If you haven’t already given The Legend of Broken a go, I highly recommend it. For more information about the novel, you can view my thoughts in my original blog post from earlier in the year, and I have included a few comments below from The Washington Post’s review of the novel that I think provides a reasonably good overview of the work. You can also listen to an interview Caleb Carr gave about the novel at the WAMC Radio Book Show website, or watch a talk and Q&A that he gave at a book signing for the novel last year.

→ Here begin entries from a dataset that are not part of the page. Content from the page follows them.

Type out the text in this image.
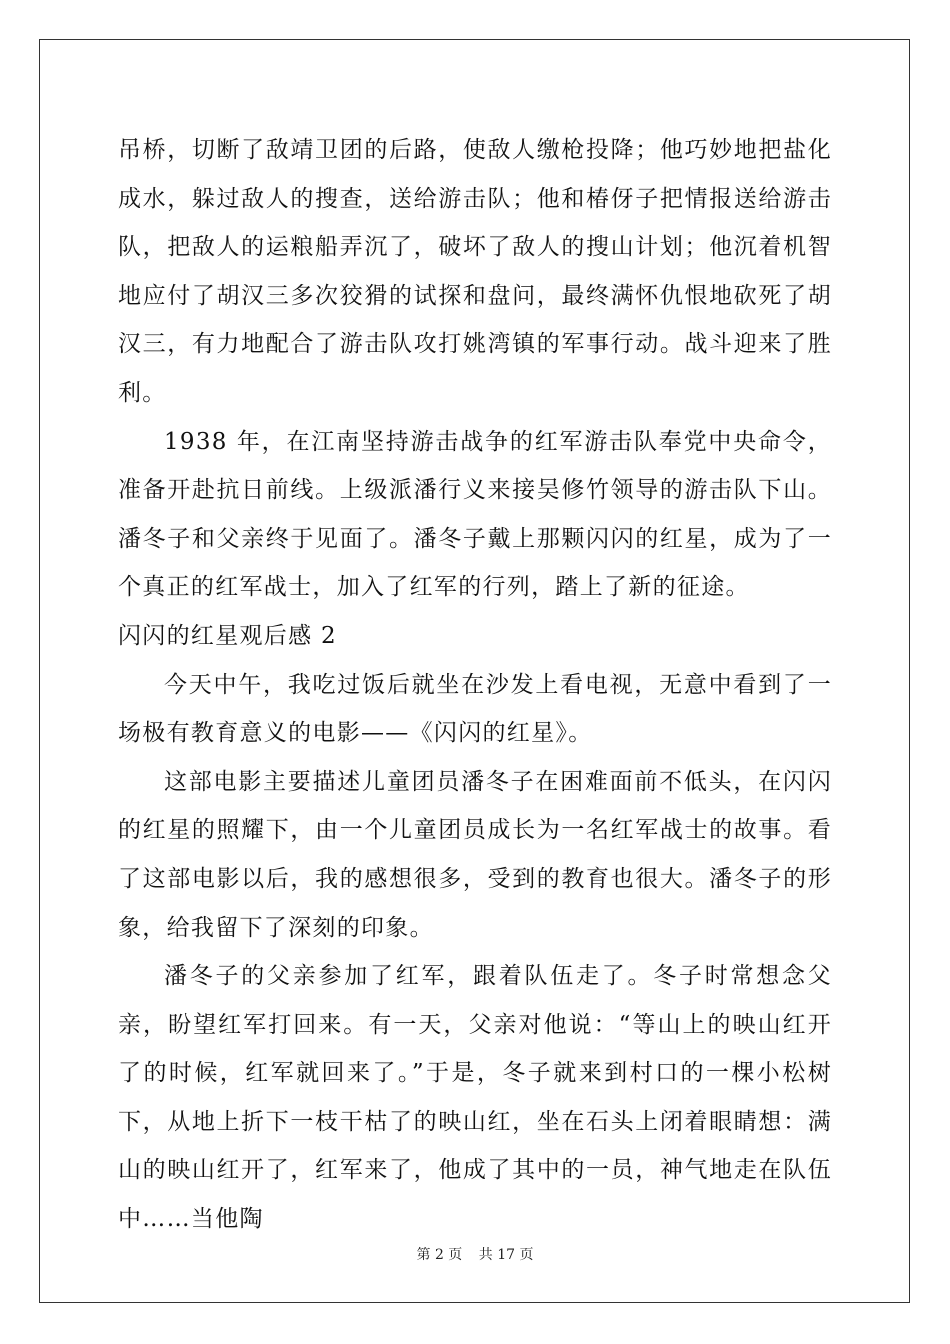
吊桥，切断了敌靖卫团的后路，使敌人缴枪投降；他巧妙地把盐化成水，躲过敌人的搜查，送给游击队；他和椿伢子把情报送给游击队，把敌人的运粮船弄沉了，破坏了敌人的搜山计划；他沉着机智地应付了胡汉三多次狡猾的试探和盘问，最终满怀仇恨地砍死了胡汉三，有力地配合了游击队攻打姚湾镇的军事行动。战斗迎来了胜利。

1938 年，在江南坚持游击战争的红军游击队奉党中央命令，准备开赴抗日前线。上级派潘行义来接吴修竹领导的游击队下山。潘冬子和父亲终于见面了。潘冬子戴上那颗闪闪的红星，成为了一个真正的红军战士，加入了红军的行列，踏上了新的征途。

闪闪的红星观后感 2

今天中午，我吃过饭后就坐在沙发上看电视，无意中看到了一场极有教育意义的电影——《闪闪的红星》。

这部电影主要描述儿童团员潘冬子在困难面前不低头，在闪闪的红星的照耀下，由一个儿童团员成长为一名红军战士的故事。看了这部电影以后，我的感想很多，受到的教育也很大。潘冬子的形象，给我留下了深刻的印象。

潘冬子的父亲参加了红军，跟着队伍走了。冬子时常想念父亲，盼望红军打回来。有一天，父亲对他说：“等山上的映山红开了的时候，红军就回来了。”于是，冬子就来到村口的一棵小松树下，从地上折下一枝干枯了的映山红，坐在石头上闭着眼睛想：满山的映山红开了，红军来了，他成了其中的一员，神气地走在队伍中……当他陶

第 2 页 共 17 页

The Legend of Broken has also been released in audiobook format by Simon & Schuster Audio, read by George Guidall and Tim Gerard Reynolds. You can read a comprehensive review of the audiobook at Dab of Darkness.
The Washington Post:
Set circa 745 A.D., during Europe’s Dark Ages, “The Legend of Broken” straddles the line between epic fantasy and alternate history … an excellent and old-fashioned entertainment that evolves into a clever discourse on the history and development of modern warfare. Best known for novels like “The Alienist” and “The Angel of Darkness,” Carr is also a noted military historian. “The Legend of Broken” has none of the fin-de-siecle trappings that distinguished his earlier novels, but his gift for integrating historical detail with lurid spectacle rivals those on display in the much-missed BBC/HBO series “Rome.” … Carr’s depiction of 8th-century Europe as a gallimaufry of religions, superstitions, science and cultural tradition is marvelous: His Dark Ages contain incandescent flashes of insight into an era that itself is often resigned to a mere footnote … At its best, “The Legend of Broken” seamlessly blends epic adventure with serious research and asks questions that men and women grappled with in the Dark Ages and still do today.